I had this happen year before this past winter. Bees in the hive, had one of our cold cold snaps, then next week they were dead. Hadn't treated for varroa in the fall. I suspect they didn't have the strength to make it in the cold. But I could be wrong.

Also in the spring, a hive can run out of stores during brood-rearing buildup. I haven't seen this myself so I can't speak to what it looks like.


----------



## IslandGirl06 (May 25, 2010)

I'm wondering if that was the case. Here in North Carolina we had a few warmer days and cold ones. However, it didn't seem to harm them. I know that stores were not a problem as there seemed to be an abundant supply. However, last week after several days in the 60's-70's range it dropped a bit and then the other night got down to 26 degrees. I'm now thinking that as well as the fact that maybe my tinkering with the hive two weeks ago didn't do them any good. When I did my first inspection, my other hive was 100% empty so I moved the other hive over to the old hives location as well as switched the brood boxes around as all the brood seemed to be in the top brood box and I've had issues with early swarming with this hive last year. Either way it really sucks


----------



## BackYardPhenomena (Jul 11, 2012)

Robbing or Absconding-- this would be my guess. 

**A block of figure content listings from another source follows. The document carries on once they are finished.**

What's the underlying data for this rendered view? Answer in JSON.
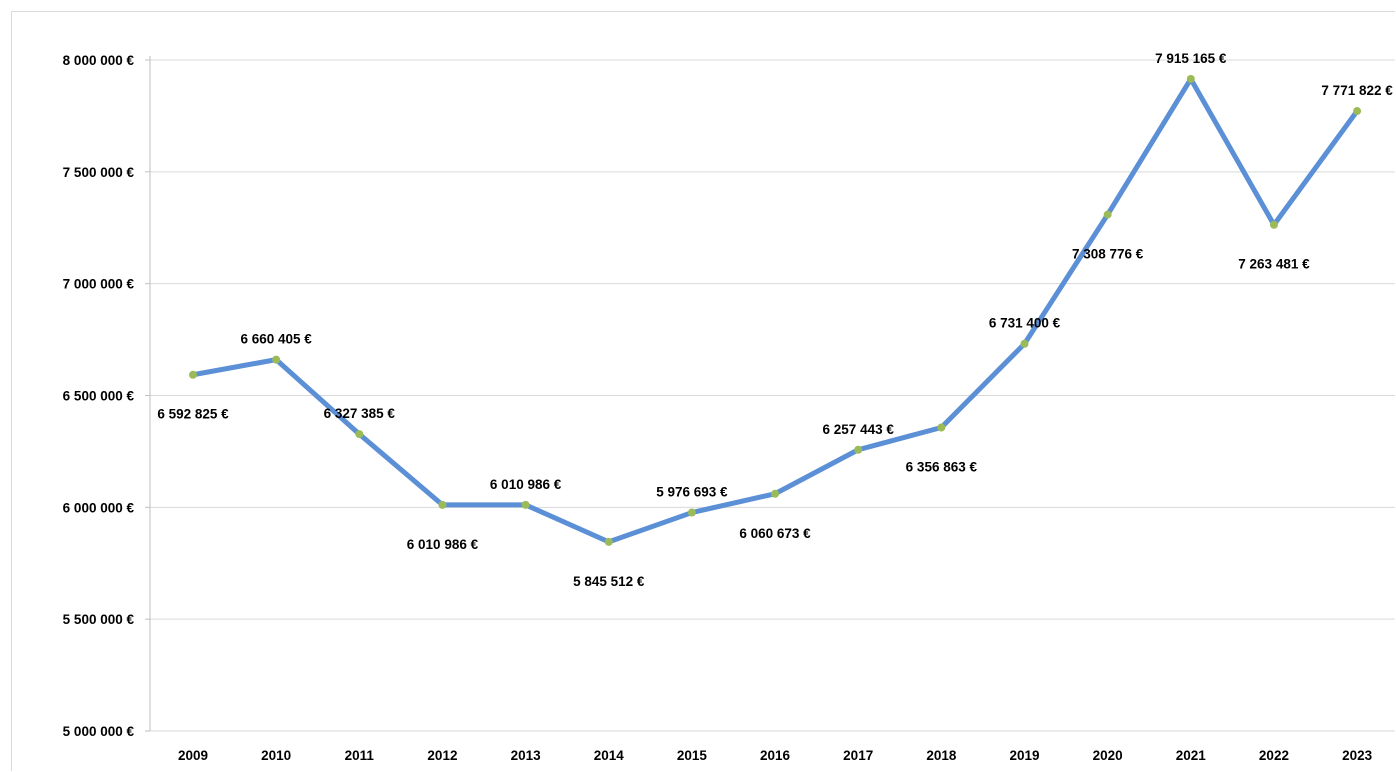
{
  "chart_data": {
    "type": "line",
    "title": "",
    "xlabel": "",
    "ylabel": "",
    "categories": [
      "2009",
      "2010",
      "2011",
      "2012",
      "2013",
      "2014",
      "2015",
      "2016",
      "2017",
      "2018",
      "2019",
      "2020",
      "2021",
      "2022",
      "2023"
    ],
    "series": [
      {
        "values": [
          6592825,
          6660405,
          6327385,
          6010986,
          6010986,
          5845512,
          5976693,
          6060673,
          6257443,
          6356863,
          6731400,
          7308776,
          7915165,
          7263481,
          7771822
        ],
        "data_labels": [
          "6 592 825 €",
          "6 660 405 €",
          "6 327 385 €",
          "6 010 986 €",
          "6 010 986 €",
          "5 845 512 €",
          "5 976 693 €",
          "6 060 673 €",
          "6 257 443 €",
          "6 356 863 €",
          "6 731 400 €",
          "7 308 776 €",
          "7 915 165 €",
          "7 263 481 €",
          "7 771 822 €"
        ],
        "label_positions": [
          "below",
          "above",
          "above",
          "below",
          "above",
          "below",
          "above",
          "below",
          "above",
          "below",
          "above",
          "below",
          "above",
          "below",
          "above"
        ],
        "line_color": "#5b8fd6",
        "marker_color": "#9bbb59"
      }
    ],
    "ylim": [
      5000000,
      8000000
    ],
    "yticks": [
      5000000,
      5500000,
      6000000,
      6500000,
      7000000,
      7500000,
      8000000
    ],
    "ytick_labels": [
      "5 000 000 €",
      "5 500 000 €",
      "6 000 000 €",
      "6 500 000 €",
      "7 000 000 €",
      "7 500 000 €",
      "8 000 000 €"
    ],
    "grid": true,
    "gridline_color": "#d9d9d9",
    "legend": "none"
  }
}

I've lost hives to both, but usually due to absconding. Once pests and critters are moving around and there aren't sufficient bees to protect open comb, the will abscond a location if they feel overwhelmed by moths and beetles. I've had hives 4 boxes full abscond because one portion had beetle larvae running in and out of the comb. This is why I tell most new beekeepers that I speak with to reduce the hive as much as possible when their numbers are down and they don't have sufficient brood and numbers to protect the hive.

Good Luck


----------



## beemandan (Dec 5, 2005)

Did they have anything to eat?


----------



## BeeTech (Mar 19, 2012)

a sudden cold snap in spring can kill off all the blossoms. The incoming supply suddenly drops to zero. If the hive didn' t have lots of stores, they could have gone through what they had and starved surprisingly quick.


Were there any stores left?


----------



## IslandGirl06 (May 25, 2010)

There actually were some stores left. However, not a lot and if this is the case I'm kicking myself now because I knew better and put off feeding my usual syrup/Honey Bee Healthy mixture. Ugh! But, when I did open the hive today, I did notice more beetles than usual. However, when I did the inspection two weeks prior I didn't notice any!


----------